Cette parcelle de carignan située à Caux est l'une des plus proches du chai installé en plein centre de Pézenas. C'est le moment de signaler que le domaine a été créé de toute pièce en 2000. Daniel était alors parti à la recherche de vignes de caractère pouvant exprimer leur terroir, poussant son exploration jusqu'aux abords de Faugères. Au total 7 hectares cultivé en bio et biodynamie.
Ces vignes ont été plantées juste après le gel de 1956 qui avait détruit une bonne partie du vignoble languedocien. Elles ont donc une soixantaine d'années. Il y avait une autre parcelle quasiment identique juste à côté, mais Daniel a dû l'arracher, car les rendements étaient vraiment trop faibles. Il a replanté à la place des cépages blancs languedociens traditionnels (bourboulenc, clairette)
Mais de ce fait, la cuvée basaltique issue de ces deux parcelles a disparu, faute de quantité suffisante : ce carignan est maintenant assemblé dans la cuvée Sy rah noirs.
Ce muret a été bâti avec des roches de basalte trouvées dans les vignes.
Nous sommes toujours sur Caux avec les roussannes et marsannes qui contribueront à Pleine lune et Lune rousse.
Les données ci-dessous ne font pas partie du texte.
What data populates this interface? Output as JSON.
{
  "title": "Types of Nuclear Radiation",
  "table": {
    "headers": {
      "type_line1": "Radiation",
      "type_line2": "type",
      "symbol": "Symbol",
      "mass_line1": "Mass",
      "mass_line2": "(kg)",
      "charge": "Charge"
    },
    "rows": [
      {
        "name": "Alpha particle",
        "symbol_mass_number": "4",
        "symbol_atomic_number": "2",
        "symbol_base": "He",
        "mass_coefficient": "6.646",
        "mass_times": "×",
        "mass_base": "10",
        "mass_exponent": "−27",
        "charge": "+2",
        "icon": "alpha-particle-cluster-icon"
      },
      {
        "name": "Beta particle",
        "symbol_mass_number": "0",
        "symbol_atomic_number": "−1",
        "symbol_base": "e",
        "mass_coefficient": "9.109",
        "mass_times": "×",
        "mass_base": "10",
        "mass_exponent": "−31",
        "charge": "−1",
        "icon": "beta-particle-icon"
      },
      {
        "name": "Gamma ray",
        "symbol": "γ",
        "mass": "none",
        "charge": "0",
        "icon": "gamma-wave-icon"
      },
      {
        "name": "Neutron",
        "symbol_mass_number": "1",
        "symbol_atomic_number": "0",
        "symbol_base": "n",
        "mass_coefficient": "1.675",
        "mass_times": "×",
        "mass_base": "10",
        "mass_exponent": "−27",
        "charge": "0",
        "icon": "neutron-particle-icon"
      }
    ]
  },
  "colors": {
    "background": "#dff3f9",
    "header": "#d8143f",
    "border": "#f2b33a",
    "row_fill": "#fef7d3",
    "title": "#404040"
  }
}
Nous nous approchons de Faugères sur la commune de Gabian où nous trouvons des schistes carbonifères. Le pétrole y a été exploité dès le XVIIème siècle comme médicament. Puis à la fin du XIXème comme carburant (premier puit de pétrole en France !).
Ici, c'est une parcelle de Syrah, comme souvent palissée. Mais Daniel les taille comme des gobelets, plus "aplatis" que la normale. Lorsqu'on regarde ces pieds vigoureux, on pourrait se dire qu'il donne des vins puissants. En fait cette Syrah carbonifère est d'une finesse rarissime en Languedoc.
Après deux minutes en voiture, on arrive à la parcelle de Carignan blanc donnant naissance à Lune blanche, cuvée qui a permis au domaine de se tailler une belle renommée.
Chaque cep semble doté de sa propre personnalité.
Ce n'est pas lui qui le démentira...
Pour finir la balade nous voilà dans le secteur du Villafranchien situé sur Pézenas. Ici ce sont des vignes de Grenache d'une quarantaine d'années. On retrouve la taille en gobelet palissé.
Ce sont des sols de galets roulés qui rappellent beaucoup les côtes du Rhône. Ce qui n'est pas surprenant, étant donné qu'ils proviennent également du massif alpin (oui, ça fait de la route)
Le chai ne fait pas dans le spectaculaire : ce qui est important, c'est l'ergonomie du lieu et la qualité des barriques achetées d'occasion chez les meilleurs producteurs de Bourgogne, région fétiche du vigneron. C'est là-bas qu'il s'est formé avant de se lancer dans la profession. Et ses vins, en rouge comme en blanc, restent une forme d'idéal à atteindre.
Si les rouges passent en cuve avant un éventuel élevage en barrique, les blancs ne connaissent que de la pièce bourguignonne jusqu'à l'assemblage final des trois cuvées. La parcelle de carignan blanc est vendangée en trois temps, ce qui permet d'obtenir trois profils de vins complémentaires. Selon la maturité des autres cépages blancs, Daniel ajustera l'assemblage en privilégiant plus un lot qu'un autre dans Pleine lune et Lune rousse.
J'ai pu déguster ces différents lots de carignan blanc, et il faut avouer que c'est assez bluffant : on a du mal à croire qu'ils viennent du même cépage de la même parcelle. Le ramassage le plus précoce donne un vin vif, éclatant, très tendu, mais manquant de complexité. A l'inverse, le plus tardif est beaucoup plus opulent et expressif, tout en ne manquant pas de fraîcheur mais la tension n'est pas son fort. Dès qu'ils sont réunis, on voit qu'ils se complètent parfaitement.
Pour la vinification des rouges, Daniel applique sur l'essentiel des cuvées une approche bourguignonne traditionnelle avec pigeage et vendange entière (mais pas de carbo, hein !). Au départ, cela ne concernait que Villafranchien : le résultat a été tellement convaincant que la méthode a été étendue à Carbonifère et Homo habilis.
Pleine lune 2020 (Marsanne sur basaltes 40% , carignan blanc 40 %, clairette et bouboulenc): la robe est or clair. Le nez est mûr, complexe, sur des notes confites et fumées. La bouche allie ampleur et tension, déployant une matière mûre presque moelleuse contrebalancée par une grande fraîcheur aromatique. La superbe finale est intense, complexe, sur l'agrume confit, la résine, les épices, la gelée de coing et des notes grillées.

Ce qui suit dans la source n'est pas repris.